GK: So you're thinking of going somewhere warm this winter, and getting away from all the despair (SFX), wailing (SFX) and gnashing of teeth (SFX), and you've worked hard this past year, so you deserve some happiness, right? You've been interning for six months at a cotton plantation, running the copier (SFX), answering the phone (SFX), making coffee (SFX), feeding the mules (SFX), running the cotton gin (SFX), and in the evening playing your banjo for the cruel plantation owner (BANJO, TR SOUTHERN: Pick that thing, boy. Git up and dance, why dontcha. DANCING FEET), and all for no pay, and your ex-girlfriend in Guadalajara wants you to come visit.
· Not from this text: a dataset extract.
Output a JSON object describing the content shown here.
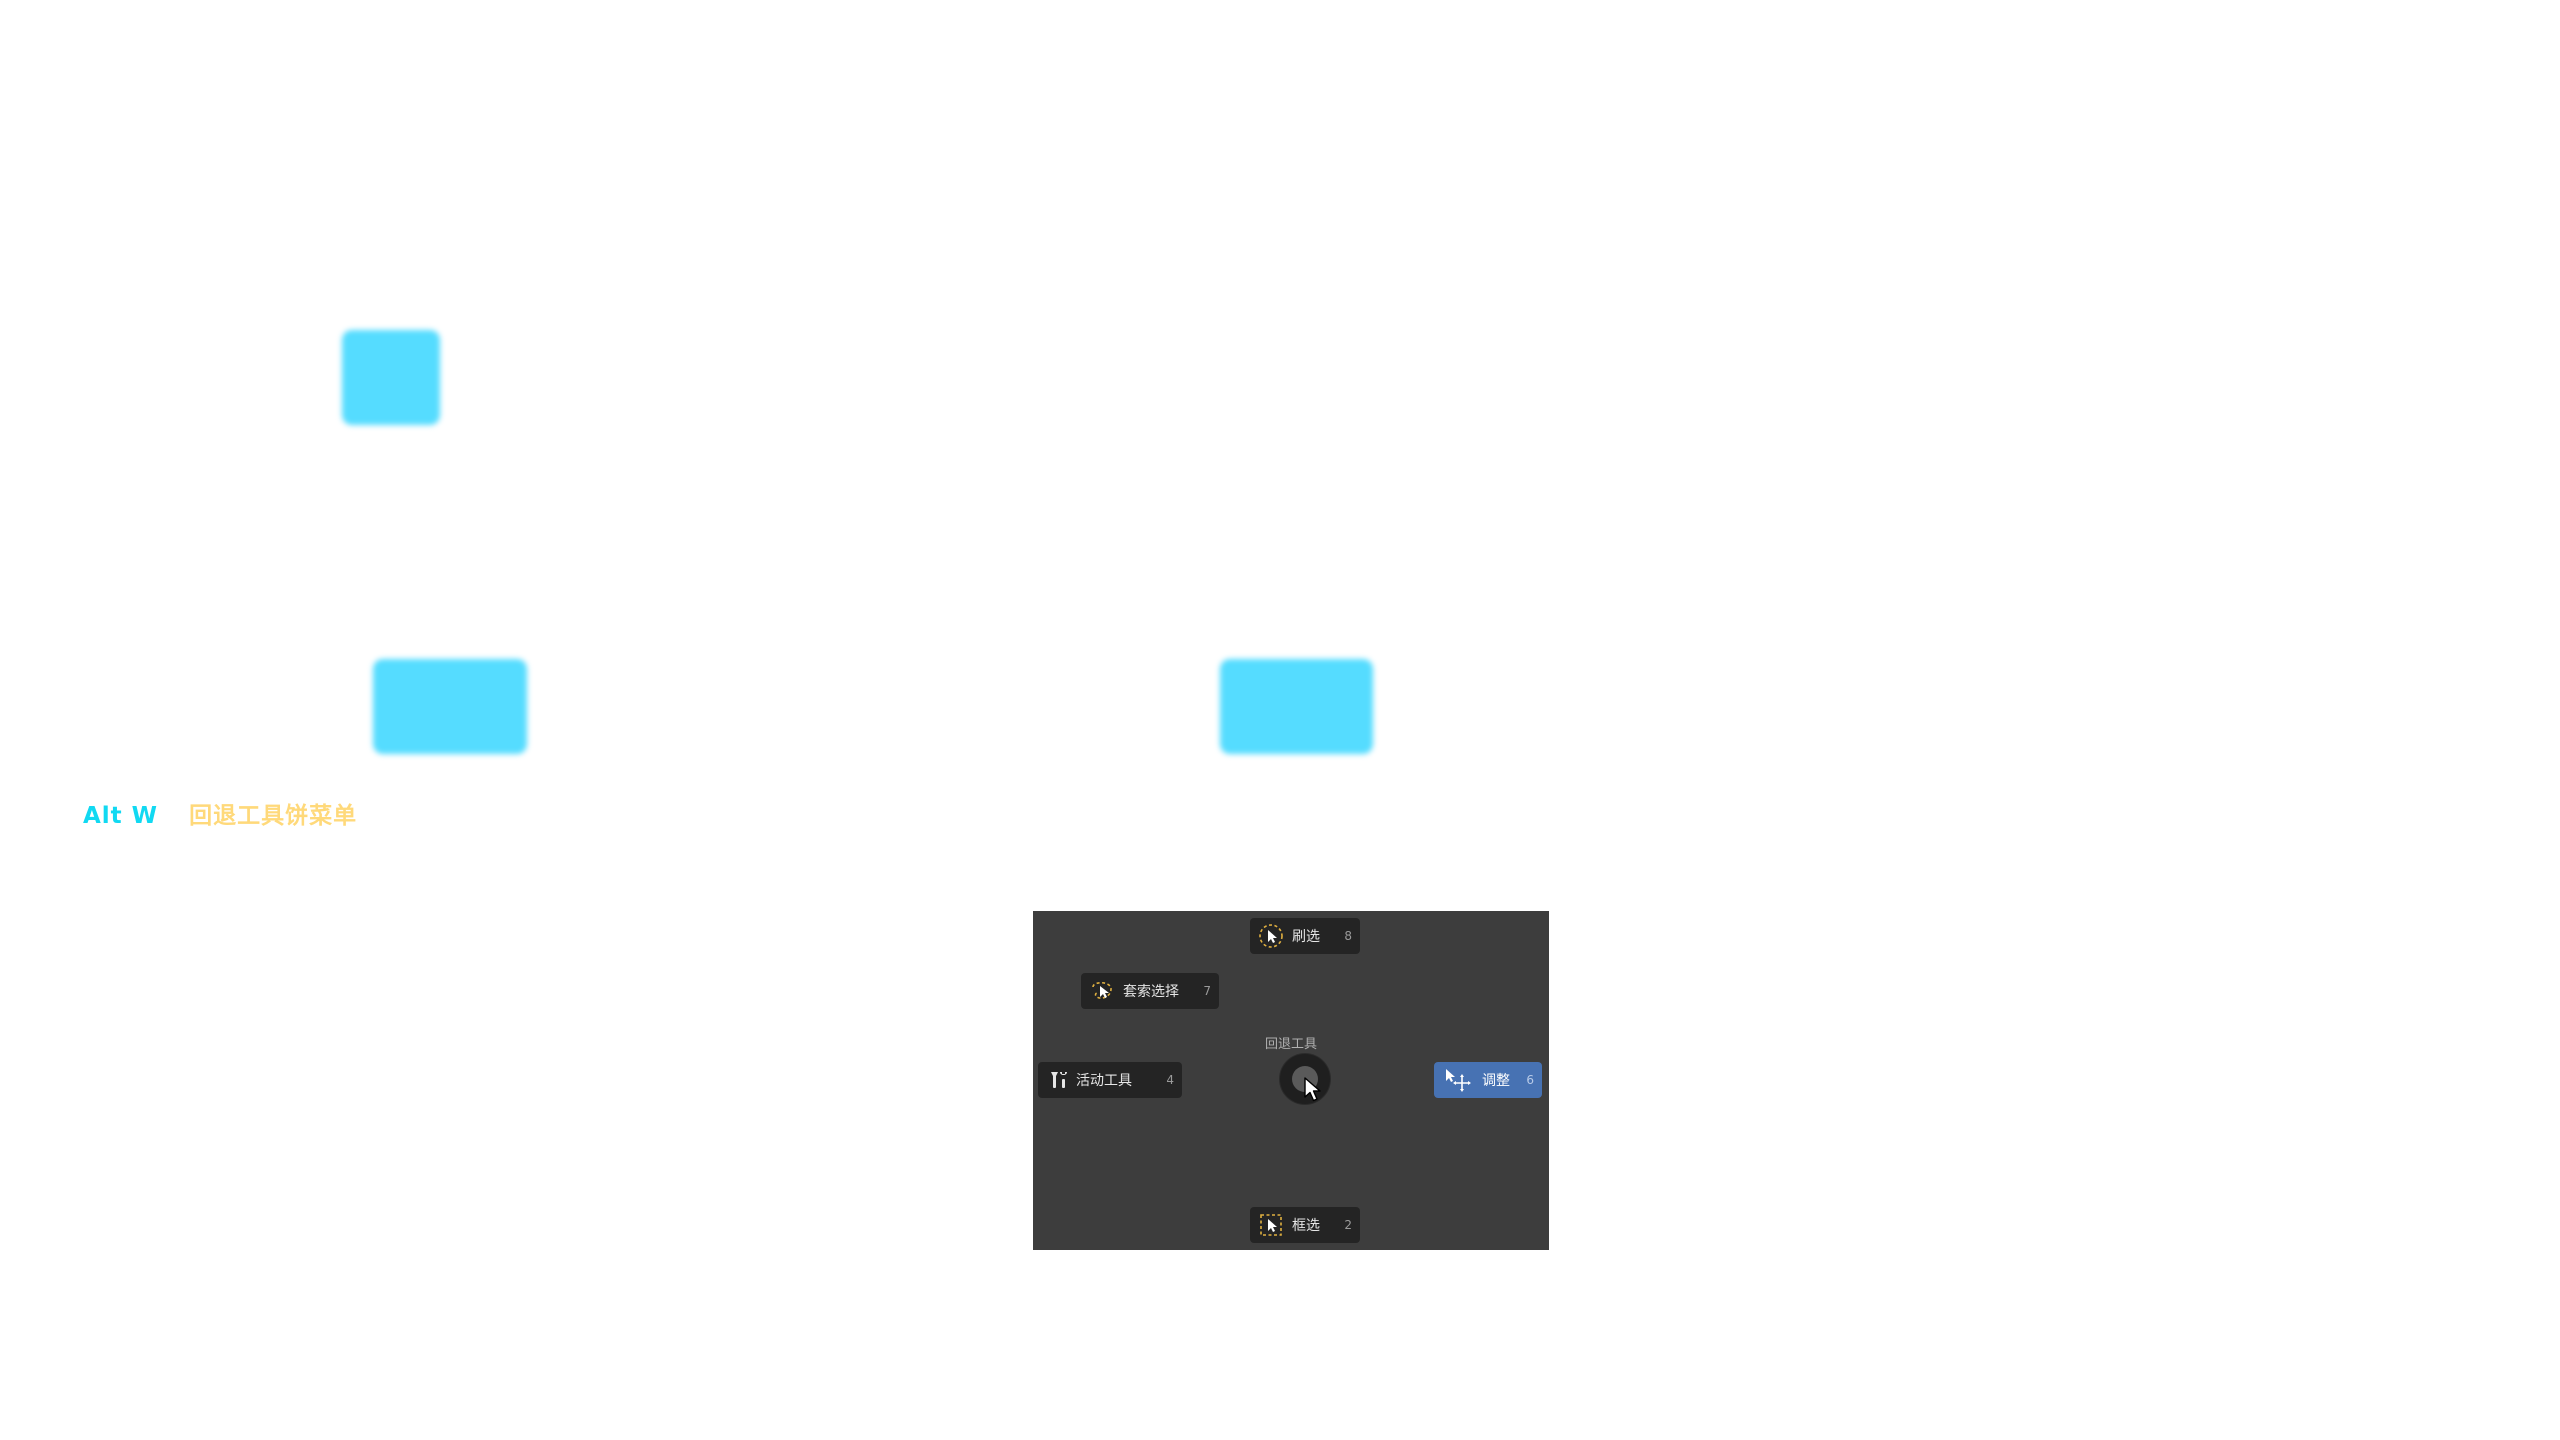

SS (NEW AGE): You should totally come, Babes. I'm living in Daddy's condo and there's lots of room. And I miss you. So much.
GK: So you book your flight and you watch an instructional video about survival on the desert-about the rattlesnakes (SFX) and the coyotes (SFX) and those fast little lizards (SFX) and the UFOs (SFX) and what to do if you encounter space aliens (SFX), which sounds pretty impressive, so you go out and buy a telescope (SFX). It's six-feet long, and you don't buy a case for it, so you can take it on the plane as a carry-on. You look at the ten-day weather forecast for Guadalajara:
FN: 85 degrees and sunny. 85 degrees and sunny. 85 degrees and sunny. 84 degrees and sunny, 85 degrees and sunny....(FADES)
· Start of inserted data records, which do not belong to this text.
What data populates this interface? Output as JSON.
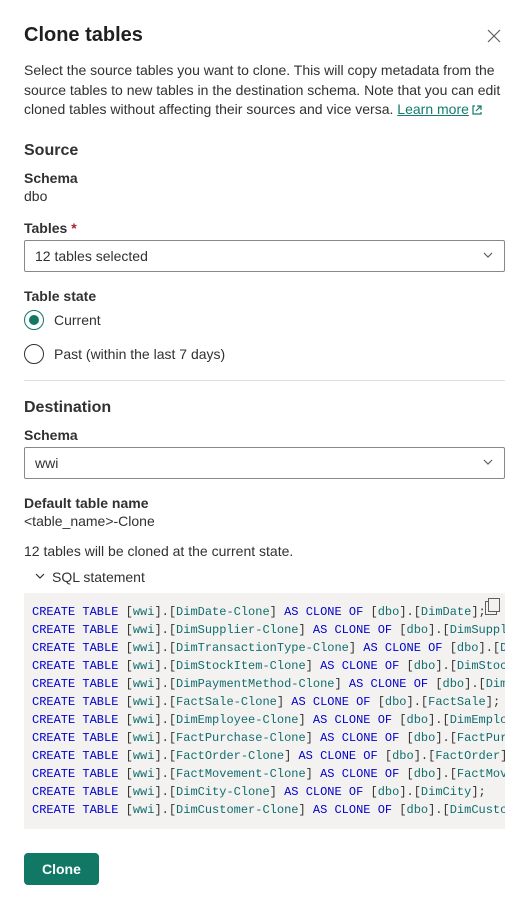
{
  "header": {
    "title": "Clone tables"
  },
  "intro": {
    "text": "Select the source tables you want to clone. This will copy metadata from the source tables to new tables in the destination schema. Note that you can edit cloned tables without affecting their sources and vice versa. ",
    "link_label": "Learn more"
  },
  "source": {
    "heading": "Source",
    "schema_label": "Schema",
    "schema_value": "dbo",
    "tables_label": "Tables",
    "tables_selected": "12 tables selected",
    "table_state_label": "Table state",
    "radios": {
      "current": {
        "label": "Current",
        "selected": true
      },
      "past": {
        "label": "Past (within the last 7 days)",
        "selected": false
      }
    }
  },
  "destination": {
    "heading": "Destination",
    "schema_label": "Schema",
    "schema_value": "wwi",
    "default_name_label": "Default table name",
    "default_name_value": "<table_name>-Clone"
  },
  "summary": {
    "count_text": "12 tables will be cloned at the current state.",
    "sql_label": "SQL statement"
  },
  "sql": {
    "kw_create_table": "CREATE TABLE",
    "kw_as": "AS",
    "kw_clone_of": "CLONE OF",
    "lines": [
      {
        "dst_schema": "wwi",
        "dst_table": "DimDate-Clone",
        "src_schema": "dbo",
        "src_table": "DimDate",
        "term": ";"
      },
      {
        "dst_schema": "wwi",
        "dst_table": "DimSupplier-Clone",
        "src_schema": "dbo",
        "src_table": "DimSupplier",
        "term": ";"
      },
      {
        "dst_schema": "wwi",
        "dst_table": "DimTransactionType-Clone",
        "src_schema": "dbo",
        "src_table": "DimTra",
        "term": ""
      },
      {
        "dst_schema": "wwi",
        "dst_table": "DimStockItem-Clone",
        "src_schema": "dbo",
        "src_table": "DimStockItem",
        "term": ""
      },
      {
        "dst_schema": "wwi",
        "dst_table": "DimPaymentMethod-Clone",
        "src_schema": "dbo",
        "src_table": "DimPayme",
        "term": ""
      },
      {
        "dst_schema": "wwi",
        "dst_table": "FactSale-Clone",
        "src_schema": "dbo",
        "src_table": "FactSale",
        "term": ";"
      },
      {
        "dst_schema": "wwi",
        "dst_table": "DimEmployee-Clone",
        "src_schema": "dbo",
        "src_table": "DimEmployee",
        "term": ";"
      },
      {
        "dst_schema": "wwi",
        "dst_table": "FactPurchase-Clone",
        "src_schema": "dbo",
        "src_table": "FactPurchase",
        "term": ""
      },
      {
        "dst_schema": "wwi",
        "dst_table": "FactOrder-Clone",
        "src_schema": "dbo",
        "src_table": "FactOrder",
        "term": ";"
      },
      {
        "dst_schema": "wwi",
        "dst_table": "FactMovement-Clone",
        "src_schema": "dbo",
        "src_table": "FactMovement",
        "term": ""
      },
      {
        "dst_schema": "wwi",
        "dst_table": "DimCity-Clone",
        "src_schema": "dbo",
        "src_table": "DimCity",
        "term": ";"
      },
      {
        "dst_schema": "wwi",
        "dst_table": "DimCustomer-Clone",
        "src_schema": "dbo",
        "src_table": "DimCustomer",
        "term": ";"
      }
    ]
  },
  "footer": {
    "clone_label": "Clone"
  }
}
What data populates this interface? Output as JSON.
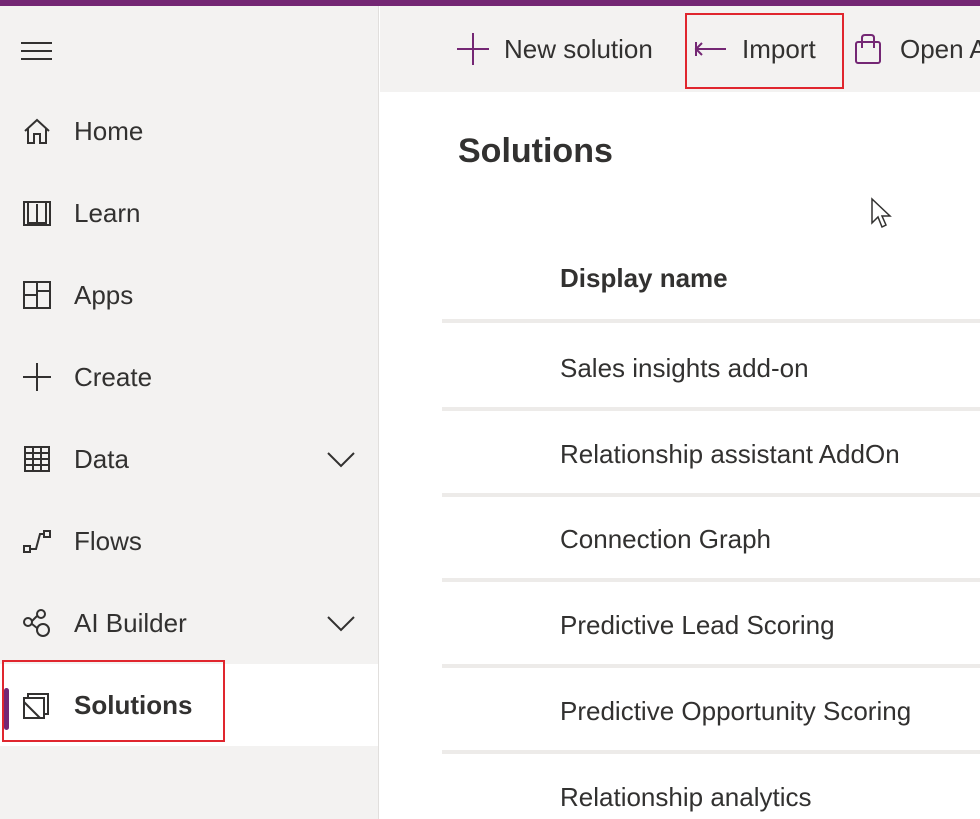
{
  "colors": {
    "accent": "#742774",
    "highlight": "#e0262e",
    "sidebar_bg": "#f3f2f1"
  },
  "sidebar": {
    "menu_icon": "hamburger-icon",
    "items": [
      {
        "label": "Home",
        "icon": "home-icon"
      },
      {
        "label": "Learn",
        "icon": "book-icon"
      },
      {
        "label": "Apps",
        "icon": "apps-icon"
      },
      {
        "label": "Create",
        "icon": "plus-icon"
      },
      {
        "label": "Data",
        "icon": "table-icon",
        "expandable": true
      },
      {
        "label": "Flows",
        "icon": "flow-icon"
      },
      {
        "label": "AI Builder",
        "icon": "ai-builder-icon",
        "expandable": true
      },
      {
        "label": "Solutions",
        "icon": "solutions-icon",
        "active": true
      }
    ]
  },
  "commandbar": {
    "new_solution": "New solution",
    "import": "Import",
    "open": "Open A"
  },
  "main": {
    "title": "Solutions",
    "column_header": "Display name",
    "rows": [
      "Sales insights add-on",
      "Relationship assistant AddOn",
      "Connection Graph",
      "Predictive Lead Scoring",
      "Predictive Opportunity Scoring",
      "Relationship analytics"
    ]
  }
}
GK: So you pack two pairs of shorts, one t-shirt, one tank top. And the telescope (SFX). Wonderful. Just one carry-on. So you quit your job at the plantation----
TR SOUTHERN: You can't quit now. (WHIP SNAP) You ungrateful wretch.
SS SOUTHERN: Don't whip him, Big Daddy. He may be the father of my unborn child. I don't rightly know.
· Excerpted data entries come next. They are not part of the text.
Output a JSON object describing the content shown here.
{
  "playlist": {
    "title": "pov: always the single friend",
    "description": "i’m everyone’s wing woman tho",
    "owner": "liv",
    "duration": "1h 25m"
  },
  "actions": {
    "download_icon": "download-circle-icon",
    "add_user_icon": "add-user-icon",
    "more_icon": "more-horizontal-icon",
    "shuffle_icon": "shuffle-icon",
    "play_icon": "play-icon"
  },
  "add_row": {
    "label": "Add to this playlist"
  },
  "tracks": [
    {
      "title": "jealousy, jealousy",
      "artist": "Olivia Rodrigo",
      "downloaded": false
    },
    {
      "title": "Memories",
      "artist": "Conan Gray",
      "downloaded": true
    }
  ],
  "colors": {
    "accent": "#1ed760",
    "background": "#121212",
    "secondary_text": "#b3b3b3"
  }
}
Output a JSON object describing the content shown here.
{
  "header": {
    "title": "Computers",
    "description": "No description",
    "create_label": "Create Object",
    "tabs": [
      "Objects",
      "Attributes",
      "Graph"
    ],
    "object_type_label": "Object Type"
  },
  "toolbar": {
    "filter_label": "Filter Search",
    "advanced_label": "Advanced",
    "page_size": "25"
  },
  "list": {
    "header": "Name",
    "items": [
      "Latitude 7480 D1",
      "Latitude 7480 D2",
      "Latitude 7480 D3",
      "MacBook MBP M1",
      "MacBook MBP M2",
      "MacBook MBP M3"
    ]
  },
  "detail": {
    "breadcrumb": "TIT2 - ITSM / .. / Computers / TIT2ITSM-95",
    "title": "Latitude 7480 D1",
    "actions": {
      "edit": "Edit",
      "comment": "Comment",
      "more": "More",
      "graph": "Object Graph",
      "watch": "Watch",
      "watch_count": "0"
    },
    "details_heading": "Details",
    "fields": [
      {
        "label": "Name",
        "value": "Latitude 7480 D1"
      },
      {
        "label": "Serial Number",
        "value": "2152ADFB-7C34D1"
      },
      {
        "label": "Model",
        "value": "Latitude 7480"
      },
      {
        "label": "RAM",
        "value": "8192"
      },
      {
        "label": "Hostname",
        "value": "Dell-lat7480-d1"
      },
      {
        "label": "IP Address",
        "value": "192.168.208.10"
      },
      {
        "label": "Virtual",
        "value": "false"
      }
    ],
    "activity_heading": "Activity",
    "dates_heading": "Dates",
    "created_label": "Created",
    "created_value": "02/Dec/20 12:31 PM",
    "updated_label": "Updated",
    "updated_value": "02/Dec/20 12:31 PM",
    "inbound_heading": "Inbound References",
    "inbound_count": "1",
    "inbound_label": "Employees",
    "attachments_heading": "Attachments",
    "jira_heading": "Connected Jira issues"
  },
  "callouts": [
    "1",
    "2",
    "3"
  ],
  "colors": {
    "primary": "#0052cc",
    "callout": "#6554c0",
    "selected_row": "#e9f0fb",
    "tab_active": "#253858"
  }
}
TR SOUTHERN: WHAT YOU SAYING, ROSABELLE? (WHIP SNAP) You clear out, mister.
GK:And the next morning you wake up a little late (ALARM, FN PANIC, RUMMAGING, RUNNING FOOTSTEPS) and you get stuck in traffic on the way to the airport (SFX), and then you get behind a group of senior citizens at security (DODDERING DEMENTED SENIORS), and then the wand goes off and the TSA guy has to look at your navel piercing (SFX), and finally that is over so you dash to your gate (SFX) and you're the last person on board before they shut the door (RUNNING FOOTSTEPS, FN: WAIT!!! HOLD THAT DOOR!!!! Thank you.) and they pull away the jetbridge (SFX). You made it (RELIEF.) So you wedge the telescope into the overhead (SFX, CRUNCHING, EXERTION, GLASS BREAKAGE, FN: SORRY!), and you take your seat ---- (FN: Excuse me, pardon me.....)
GK: ---- a middle seat between two big hefty people (SQUEEZING INTO TIGHT SPACE, TR FAT MAN: HEY), and you can't fasten your seat belt, your arms are pinned to your sides by your neighbors (SFX), and then the announcement comes.
SS SCOTTISH: Welcome to flight 693 to Glasgow, Scotland.
FN: Glasgow???? I'm going to Mexico!!!!
GK: You're so far in back, she can't hear you. And then the guys on either side of you inhale. (SFX) And you can't speak. (SFX)
SS: Our flight time is approximately 12 hours. Ten-day forecast: 40 degrees and rainy. 40 degrees and rainy. 20 degrees and rainy. 40 degrees and rainy (FADES)
GK: Wouldn't this be a good time for a piece of Rhubarb Pie? Yes, nothing gets the taste of shame and humiliation out of your mouth like BeBoparebop Rhubarb Pie and Rhubarb Pie Filling.